Thinking beyond exam success
Exam success is only a small part of happiness and does not bring happiness for future lives, nor does it create the cause for their liberation and enlightenment. Of course, you can pray for their long lives, for them to be healthy, for all their wishes that accord with the Dharma to succeed, for their actions not to become negative karma and for them to not cause harm to themselves and others, but in particular, you can also pray:
May my children develop the same qualities as Tara (or Chenrezig, Manjushri, Medicine Buddha or Lama Tsongkhapa) in this very lifetime and be able to do perfect work for sentient beings, freeing them from the oceans of samsaric sufferings and bringing them to full enlightenment as quickly as possible.
This prayer is short but it includes all the realisations.
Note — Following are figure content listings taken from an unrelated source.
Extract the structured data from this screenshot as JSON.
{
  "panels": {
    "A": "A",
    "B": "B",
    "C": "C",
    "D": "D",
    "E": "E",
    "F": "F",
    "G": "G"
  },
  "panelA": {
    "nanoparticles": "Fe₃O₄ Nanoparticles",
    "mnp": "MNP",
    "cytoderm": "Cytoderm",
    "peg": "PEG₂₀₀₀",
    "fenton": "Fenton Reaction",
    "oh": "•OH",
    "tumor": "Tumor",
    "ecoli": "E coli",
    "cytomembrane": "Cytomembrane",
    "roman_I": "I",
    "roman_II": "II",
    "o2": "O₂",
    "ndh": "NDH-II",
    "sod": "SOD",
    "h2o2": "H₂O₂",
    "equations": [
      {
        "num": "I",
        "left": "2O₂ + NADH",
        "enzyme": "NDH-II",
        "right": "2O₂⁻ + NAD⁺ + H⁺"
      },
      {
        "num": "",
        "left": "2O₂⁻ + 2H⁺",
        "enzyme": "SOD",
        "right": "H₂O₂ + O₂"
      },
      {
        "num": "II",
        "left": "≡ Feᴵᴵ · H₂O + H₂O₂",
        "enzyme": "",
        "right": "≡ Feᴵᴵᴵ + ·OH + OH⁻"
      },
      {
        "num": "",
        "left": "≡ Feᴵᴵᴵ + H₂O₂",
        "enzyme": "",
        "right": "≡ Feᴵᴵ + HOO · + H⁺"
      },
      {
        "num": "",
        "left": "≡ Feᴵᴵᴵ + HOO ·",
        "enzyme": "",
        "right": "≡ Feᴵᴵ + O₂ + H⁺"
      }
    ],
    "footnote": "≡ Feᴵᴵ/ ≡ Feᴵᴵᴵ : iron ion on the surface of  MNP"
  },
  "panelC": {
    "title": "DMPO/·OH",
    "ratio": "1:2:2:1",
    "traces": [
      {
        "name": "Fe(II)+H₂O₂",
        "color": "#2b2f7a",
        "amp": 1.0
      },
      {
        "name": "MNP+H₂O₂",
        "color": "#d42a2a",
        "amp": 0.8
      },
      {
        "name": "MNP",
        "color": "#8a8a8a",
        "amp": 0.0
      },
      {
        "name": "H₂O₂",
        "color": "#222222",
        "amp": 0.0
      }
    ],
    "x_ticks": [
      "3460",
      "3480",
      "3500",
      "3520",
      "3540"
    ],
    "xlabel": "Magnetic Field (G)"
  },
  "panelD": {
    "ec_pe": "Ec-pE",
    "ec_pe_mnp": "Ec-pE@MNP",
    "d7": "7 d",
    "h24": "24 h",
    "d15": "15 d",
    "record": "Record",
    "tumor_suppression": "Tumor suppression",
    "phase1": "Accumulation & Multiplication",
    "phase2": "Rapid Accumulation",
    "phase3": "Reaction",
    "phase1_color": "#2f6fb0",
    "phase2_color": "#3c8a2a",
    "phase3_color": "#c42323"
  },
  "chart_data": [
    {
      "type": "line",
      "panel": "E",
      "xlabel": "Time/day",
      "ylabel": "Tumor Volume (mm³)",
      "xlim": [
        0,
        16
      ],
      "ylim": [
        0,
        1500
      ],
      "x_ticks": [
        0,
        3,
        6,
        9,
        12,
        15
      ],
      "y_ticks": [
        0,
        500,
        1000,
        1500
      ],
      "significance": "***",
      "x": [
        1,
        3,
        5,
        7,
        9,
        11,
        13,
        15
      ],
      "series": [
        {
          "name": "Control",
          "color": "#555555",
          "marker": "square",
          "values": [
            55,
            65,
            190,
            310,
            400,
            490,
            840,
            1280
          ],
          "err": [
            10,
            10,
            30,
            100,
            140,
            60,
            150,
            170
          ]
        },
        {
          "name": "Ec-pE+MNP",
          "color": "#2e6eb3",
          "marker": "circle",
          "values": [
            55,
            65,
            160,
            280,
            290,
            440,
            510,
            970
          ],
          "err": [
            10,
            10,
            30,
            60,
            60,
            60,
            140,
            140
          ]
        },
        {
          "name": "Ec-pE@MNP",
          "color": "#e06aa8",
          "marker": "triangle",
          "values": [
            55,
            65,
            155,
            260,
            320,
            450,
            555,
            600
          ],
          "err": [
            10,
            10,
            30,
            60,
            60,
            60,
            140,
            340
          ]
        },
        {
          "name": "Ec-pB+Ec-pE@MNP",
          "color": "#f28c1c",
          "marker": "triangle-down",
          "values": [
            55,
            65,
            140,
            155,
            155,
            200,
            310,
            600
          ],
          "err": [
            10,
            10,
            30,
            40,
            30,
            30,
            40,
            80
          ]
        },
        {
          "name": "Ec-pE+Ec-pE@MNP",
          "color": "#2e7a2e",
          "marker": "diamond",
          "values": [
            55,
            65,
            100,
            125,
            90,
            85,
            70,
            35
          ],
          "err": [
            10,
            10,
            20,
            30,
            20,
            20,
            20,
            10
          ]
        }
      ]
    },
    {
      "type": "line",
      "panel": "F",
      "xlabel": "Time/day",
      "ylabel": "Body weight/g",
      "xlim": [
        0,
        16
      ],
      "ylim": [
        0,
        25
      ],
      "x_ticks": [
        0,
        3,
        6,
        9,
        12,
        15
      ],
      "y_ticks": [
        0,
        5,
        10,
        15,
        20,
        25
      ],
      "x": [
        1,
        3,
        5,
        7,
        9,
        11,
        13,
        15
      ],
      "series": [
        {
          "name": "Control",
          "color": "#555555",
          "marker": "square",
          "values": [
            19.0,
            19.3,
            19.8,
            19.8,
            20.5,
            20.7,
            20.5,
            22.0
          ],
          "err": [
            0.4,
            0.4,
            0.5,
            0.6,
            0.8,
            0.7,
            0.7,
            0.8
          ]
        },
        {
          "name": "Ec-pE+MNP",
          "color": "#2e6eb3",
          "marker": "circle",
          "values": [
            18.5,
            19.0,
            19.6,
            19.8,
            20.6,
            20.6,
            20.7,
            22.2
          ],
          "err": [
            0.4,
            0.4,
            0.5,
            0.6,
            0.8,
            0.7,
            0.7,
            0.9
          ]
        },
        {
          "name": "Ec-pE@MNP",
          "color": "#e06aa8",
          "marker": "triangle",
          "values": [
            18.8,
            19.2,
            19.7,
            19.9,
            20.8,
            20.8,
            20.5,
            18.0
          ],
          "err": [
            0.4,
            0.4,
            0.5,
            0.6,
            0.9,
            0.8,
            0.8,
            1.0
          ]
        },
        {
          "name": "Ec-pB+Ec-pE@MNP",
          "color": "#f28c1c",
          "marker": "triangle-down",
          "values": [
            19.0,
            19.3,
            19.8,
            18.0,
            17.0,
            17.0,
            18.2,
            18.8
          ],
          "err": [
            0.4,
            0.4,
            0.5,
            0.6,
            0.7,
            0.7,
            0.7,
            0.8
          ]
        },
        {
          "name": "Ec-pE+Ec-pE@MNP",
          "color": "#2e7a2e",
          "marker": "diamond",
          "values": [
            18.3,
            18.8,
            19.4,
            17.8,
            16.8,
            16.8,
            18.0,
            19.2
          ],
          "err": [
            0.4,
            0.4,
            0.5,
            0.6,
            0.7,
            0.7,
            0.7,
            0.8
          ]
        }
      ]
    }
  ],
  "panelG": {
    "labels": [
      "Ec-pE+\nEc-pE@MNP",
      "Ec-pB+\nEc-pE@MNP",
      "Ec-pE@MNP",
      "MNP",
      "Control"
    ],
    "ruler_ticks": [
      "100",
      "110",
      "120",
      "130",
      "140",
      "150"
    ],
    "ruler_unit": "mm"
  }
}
You can pray to Tara together with your children in the same way that you normally pray to her. I am just giving you some ideas and then you can elaborate on them. There are many things that you can do to educate your children and give meaning to them having been born into a Buddhist family.
Conclusion
While your children are young, it would be most fortunate to plant good seeds in them. By saying this, it is not implying that you should force your children to adopt your lifestyle. Rather, it is to emphasise that it is important to help them abandon the causes of suffering and create the causes of happiness—not only this life’s happiness but also the happiness of future lives, liberation from samsara and full enlightenment. If they learn some Dharma practices, recite some mantras and so on when they are young, even if they don’t continue with these when they get older, all the merit they collected earlier on will still cause them to meet and practise the Dharma in future lives and will bring them happiness for many lifetimes. Because it is not easy to help your children when they become teenagers and don’t want to listen to you anymore, you should try to benefit them as much as possible while they are young.